Another reason was that I had irrational personal prejudices against some schools, more or less based on reputations I had heard. Waterloo seemed benign somehow. And it was the right distance from my hometown of Ottawa. Far enough, close enough.
JLH: Did you imagine yourself as an author as an undergraduate? Or did you have another vision of your future?
AS: I dreamt of it, sure. I had a great deal of love and reverence for literature, and everything I wrote felt super dilettantish (and still does, to an extent). But when I showed up at Waterloo, I hadn’t decided on a major, much less a life path…. I suppose I was waiting for some kind of Joycean vocational epiphany. And I still feel as though I’m waiting.
JLH: You’ve said elsewhere you didn’t know anyone else who was writing when you were at Waterloo: we now have an undergraduate creative writers’ group. Do you think this would this have made a difference in your trajectory?
AS: Maybe that was disingenuous. I suppose what I meant was that, for the first three years of my undergrad, the only person I knew around my age who was writing fiction was my best friend out at UVic, and we were both into fiction and poetry in a big way by the time we finished high school. We’d send writings back and forth, and we eventually went on hiatus from our respective universities, met in our hometown of Ottawa to work for a few months while we lived at our parents’ homes, and then travelled to Europe, both of us with highly romantic notions. He’s still my first and ideal reader.
I met some other scribblers when I returned to Waterloo and took the two creative writing classes that were offered at the time. So I did become aware of others. Workshops and community and readings have helped me tremendously, but I think it’s good to remember that the work gets done when you close your door on the world and any communities within it, however supportive.
JLH: When did you first think about publication, and how did you move towards it?
AS: When I started writing, I thought about it in a distant way. I would read Canadian Lit magazines and be highly critical of the work in them because I had a giant chip on my shoulder. Ha. I would send stories out to these magazines and see what kind of rejections I would get. Were they writing me a personal note? Was it a hand-written letter? Did they offer feedback or criticism? Was there any suggestion in the letter that they’d ever maybe publish something of mine? I was trying to gauge how far away I was from being a “real writer.” I think it’s a pretty good policy to always have some work out there, awaiting response. It makes you feel engaged. I say this not at all as an elder statesman. I have a hard time abiding by my own policy.

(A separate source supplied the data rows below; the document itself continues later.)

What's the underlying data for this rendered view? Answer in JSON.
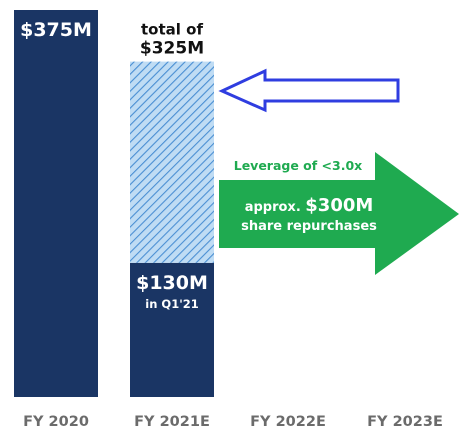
{
  "chart_data": {
    "type": "bar",
    "categories": [
      "FY 2020",
      "FY 2021E",
      "FY 2022E",
      "FY 2023E"
    ],
    "ylim": [
      0,
      375
    ],
    "grid": false,
    "legend": "none",
    "bars": [
      {
        "category": "FY 2020",
        "value": 375,
        "segments": [
          {
            "value": 375,
            "style": "solid",
            "label": "$375M",
            "sublabel": ""
          }
        ]
      },
      {
        "category": "FY 2021E",
        "value": 325,
        "segments": [
          {
            "value": 130,
            "style": "solid",
            "label": "$130M",
            "sublabel": "in Q1'21"
          },
          {
            "value": 195,
            "style": "hatched",
            "label": "",
            "sublabel": ""
          }
        ],
        "total_label_line1": "total of",
        "total_label_line2": "$325M"
      }
    ],
    "annotations": {
      "leverage_text": "Leverage of <3.0x",
      "arrow_line1_prefix": "approx. ",
      "arrow_line1_value": "$300M",
      "arrow_line2": "share repurchases"
    },
    "colors": {
      "navy": "#1a3564",
      "hatch_fill": "#bfdcf4",
      "hatch_stroke": "#4a8fd3",
      "green_arrow": "#1faa50",
      "green_text": "#1faa50",
      "outline_arrow": "#2f3de0",
      "axis_text": "#6b6b6b"
    }
  }
}
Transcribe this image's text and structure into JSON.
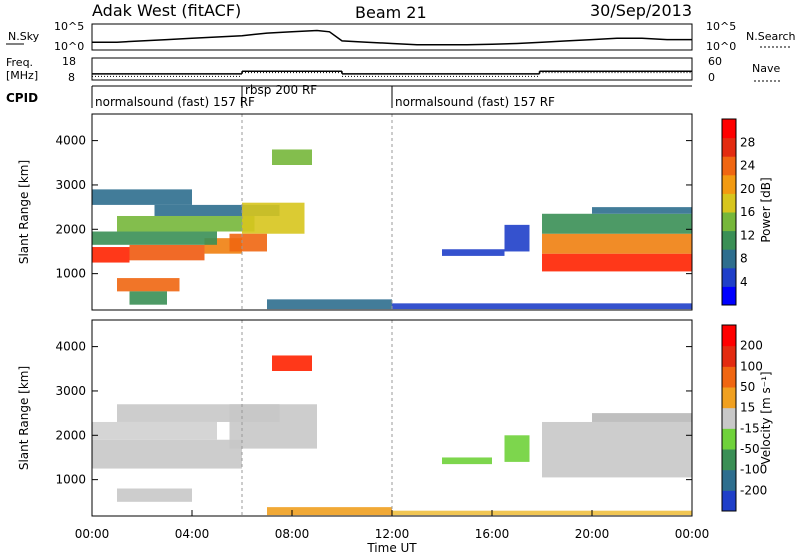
{
  "header": {
    "station": "Adak West (fitACF)",
    "beam": "Beam 21",
    "date": "30/Sep/2013"
  },
  "chart_data": [
    {
      "type": "line",
      "name": "noise-panel",
      "left_label": "N.Sky",
      "right_label": "N.Search",
      "left_ticks": [
        "10^5",
        "10^0"
      ],
      "right_ticks": [
        "10^5",
        "10^0"
      ],
      "series": [
        {
          "name": "N.Sky",
          "x": [
            0,
            1,
            2,
            3,
            4,
            5,
            6,
            6.5,
            7,
            8,
            9,
            9.5,
            10,
            11,
            12,
            13,
            14,
            15,
            16,
            17,
            18,
            19,
            20,
            21,
            22,
            23,
            24
          ],
          "values": [
            0.3,
            0.3,
            0.35,
            0.4,
            0.45,
            0.5,
            0.55,
            0.6,
            0.65,
            0.7,
            0.75,
            0.7,
            0.35,
            0.3,
            0.25,
            0.2,
            0.2,
            0.2,
            0.22,
            0.25,
            0.3,
            0.35,
            0.4,
            0.45,
            0.45,
            0.4,
            0.4
          ]
        }
      ]
    },
    {
      "type": "line",
      "name": "frequency-panel",
      "left_label_top": "Freq.",
      "left_label_bottom": "[MHz]",
      "right_label": "Nave",
      "left_ticks": [
        "18",
        "8"
      ],
      "right_ticks": [
        "60",
        "0"
      ],
      "freq_segments": [
        {
          "start": 0,
          "end": 6,
          "value": 10.8
        },
        {
          "start": 6,
          "end": 10,
          "value": 12.0
        },
        {
          "start": 10,
          "end": 17.9,
          "value": 10.8
        },
        {
          "start": 17.9,
          "end": 24,
          "value": 12.0
        }
      ],
      "nave_segments": [
        {
          "start": 0,
          "end": 6,
          "value": 10
        },
        {
          "start": 6,
          "end": 10,
          "value": 20
        },
        {
          "start": 10,
          "end": 17.9,
          "value": 10
        },
        {
          "start": 17.9,
          "end": 24,
          "value": 20
        }
      ]
    },
    {
      "type": "table",
      "name": "cpid-panel",
      "label": "CPID",
      "segments": [
        {
          "start": 0,
          "end": 6,
          "text": "normalsound (fast) 157 RF"
        },
        {
          "start": 6,
          "end": 12,
          "text": "rbsp 200 RF"
        },
        {
          "start": 12,
          "end": 24,
          "text": "normalsound (fast) 157 RF"
        }
      ]
    },
    {
      "type": "heatmap",
      "name": "power",
      "ylabel": "Slant Range [km]",
      "y_ticks": [
        "1000",
        "2000",
        "3000",
        "4000"
      ],
      "y_values": [
        1000,
        2000,
        3000,
        4000
      ],
      "ylim": [
        180,
        4600
      ],
      "xlim": [
        0,
        24
      ],
      "colorbar_label": "Power [dB]",
      "colorbar_ticks": [
        "4",
        "8",
        "12",
        "16",
        "20",
        "24",
        "28"
      ],
      "colorbar_colors": [
        "#0000ff",
        "#1f3fc9",
        "#2e6e8e",
        "#3a8f55",
        "#76b73a",
        "#d7c51d",
        "#f29a11",
        "#f06611",
        "#e32b10",
        "#ff0000"
      ],
      "bands": [
        {
          "t0": 0.0,
          "t1": 1.5,
          "r0": 1250,
          "r1": 1600,
          "color": "#ff2200"
        },
        {
          "t0": 1.5,
          "t1": 4.5,
          "r0": 1300,
          "r1": 1650,
          "color": "#f05a10"
        },
        {
          "t0": 4.5,
          "t1": 6.0,
          "r0": 1450,
          "r1": 1800,
          "color": "#f08010"
        },
        {
          "t0": 0.0,
          "t1": 5.0,
          "r0": 1650,
          "r1": 1950,
          "color": "#3a8f55"
        },
        {
          "t0": 1.0,
          "t1": 6.5,
          "r0": 1950,
          "r1": 2300,
          "color": "#76b73a"
        },
        {
          "t0": 2.5,
          "t1": 7.5,
          "r0": 2300,
          "r1": 2550,
          "color": "#2e6e8e"
        },
        {
          "t0": 0.0,
          "t1": 4.0,
          "r0": 2550,
          "r1": 2900,
          "color": "#2e6e8e"
        },
        {
          "t0": 6.0,
          "t1": 8.5,
          "r0": 1900,
          "r1": 2600,
          "color": "#d7c51d"
        },
        {
          "t0": 5.5,
          "t1": 7.0,
          "r0": 1500,
          "r1": 1900,
          "color": "#f06611"
        },
        {
          "t0": 7.2,
          "t1": 8.8,
          "r0": 3450,
          "r1": 3800,
          "color": "#76b73a"
        },
        {
          "t0": 1.0,
          "t1": 3.5,
          "r0": 600,
          "r1": 900,
          "color": "#f06611"
        },
        {
          "t0": 1.5,
          "t1": 3.0,
          "r0": 300,
          "r1": 600,
          "color": "#3a8f55"
        },
        {
          "t0": 7.0,
          "t1": 12.0,
          "r0": 200,
          "r1": 420,
          "color": "#2e6e8e"
        },
        {
          "t0": 12.0,
          "t1": 24.0,
          "r0": 200,
          "r1": 330,
          "color": "#1f3fc9"
        },
        {
          "t0": 14.0,
          "t1": 16.5,
          "r0": 1400,
          "r1": 1550,
          "color": "#1f3fc9"
        },
        {
          "t0": 16.5,
          "t1": 17.5,
          "r0": 1500,
          "r1": 2100,
          "color": "#1f3fc9"
        },
        {
          "t0": 18.0,
          "t1": 24.0,
          "r0": 1050,
          "r1": 1450,
          "color": "#ff2200"
        },
        {
          "t0": 18.0,
          "t1": 24.0,
          "r0": 1450,
          "r1": 1900,
          "color": "#f08010"
        },
        {
          "t0": 18.0,
          "t1": 24.0,
          "r0": 1900,
          "r1": 2350,
          "color": "#3a8f55"
        },
        {
          "t0": 20.0,
          "t1": 24.0,
          "r0": 2350,
          "r1": 2500,
          "color": "#2e6e8e"
        }
      ]
    },
    {
      "type": "heatmap",
      "name": "velocity",
      "ylabel": "Slant Range [km]",
      "y_ticks": [
        "1000",
        "2000",
        "3000",
        "4000"
      ],
      "y_values": [
        1000,
        2000,
        3000,
        4000
      ],
      "ylim": [
        180,
        4600
      ],
      "xlim": [
        0,
        24
      ],
      "x_ticks": [
        "00:00",
        "04:00",
        "08:00",
        "12:00",
        "16:00",
        "20:00",
        "00:00"
      ],
      "xlabel": "Time UT",
      "colorbar_label": "Velocity [m s⁻¹]",
      "colorbar_ticks": [
        "200",
        "100",
        "50",
        "15",
        "-15",
        "-50",
        "-100",
        "-200"
      ],
      "colorbar_colors": [
        "#1f3fc9",
        "#2e6e8e",
        "#3a8f55",
        "#6fd23a",
        "#c8c8c8",
        "#f0a020",
        "#f06611",
        "#e32b10",
        "#ff0000"
      ],
      "bands": [
        {
          "t0": 0.0,
          "t1": 6.0,
          "r0": 1250,
          "r1": 1900,
          "color": "#c8c8c8"
        },
        {
          "t0": 0.0,
          "t1": 5.0,
          "r0": 1900,
          "r1": 2300,
          "color": "#d0d0d0"
        },
        {
          "t0": 1.0,
          "t1": 7.5,
          "r0": 2300,
          "r1": 2700,
          "color": "#c8c8c8"
        },
        {
          "t0": 5.5,
          "t1": 9.0,
          "r0": 1700,
          "r1": 2700,
          "color": "#c8c8c8"
        },
        {
          "t0": 1.0,
          "t1": 4.0,
          "r0": 500,
          "r1": 800,
          "color": "#c8c8c8"
        },
        {
          "t0": 7.2,
          "t1": 8.8,
          "r0": 3450,
          "r1": 3800,
          "color": "#ff2200"
        },
        {
          "t0": 7.0,
          "t1": 12.0,
          "r0": 200,
          "r1": 380,
          "color": "#f0a020"
        },
        {
          "t0": 12.0,
          "t1": 24.0,
          "r0": 200,
          "r1": 300,
          "color": "#f0c040"
        },
        {
          "t0": 14.0,
          "t1": 16.0,
          "r0": 1350,
          "r1": 1500,
          "color": "#6fd23a"
        },
        {
          "t0": 16.5,
          "t1": 17.5,
          "r0": 1400,
          "r1": 2000,
          "color": "#6fd23a"
        },
        {
          "t0": 18.0,
          "t1": 24.0,
          "r0": 1050,
          "r1": 2300,
          "color": "#c8c8c8"
        },
        {
          "t0": 20.0,
          "t1": 24.0,
          "r0": 2300,
          "r1": 2500,
          "color": "#b8b8b8"
        }
      ]
    }
  ]
}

JLH: What advice would you offer students or alumni interested in pursuing writing and publishing? And what was the worst advice you ever received?
AS: Be greedy with your time. Read and write. Do it for its own sake. Generally, there’s little glory and less money. So if you covet those things, there are infinitely simpler routes to achieving them. Regarding bad advice: I have a difficult time reading or hearing writing advice of any kind. It tends to be highly prescriptive, rigid and self-important. It can also be more daunting than it is inspiring. Follow your heart, people!
JLH: I do like asking: what are you most excited about reading in the next while?
AS: I’m currently immersed in War and Peace… I think I’ll read something shorter when I finish. Ha. I’m excited to read Pynchon’s most recent novel, which is a few years old now, Inherent Vice. Paul Thomas Anderson is filming the adaptation. Evidently it’s a noir, but my experience with Pynchon is I can expect his usual sexual exploits, bizarre song lyrics, and singular prose.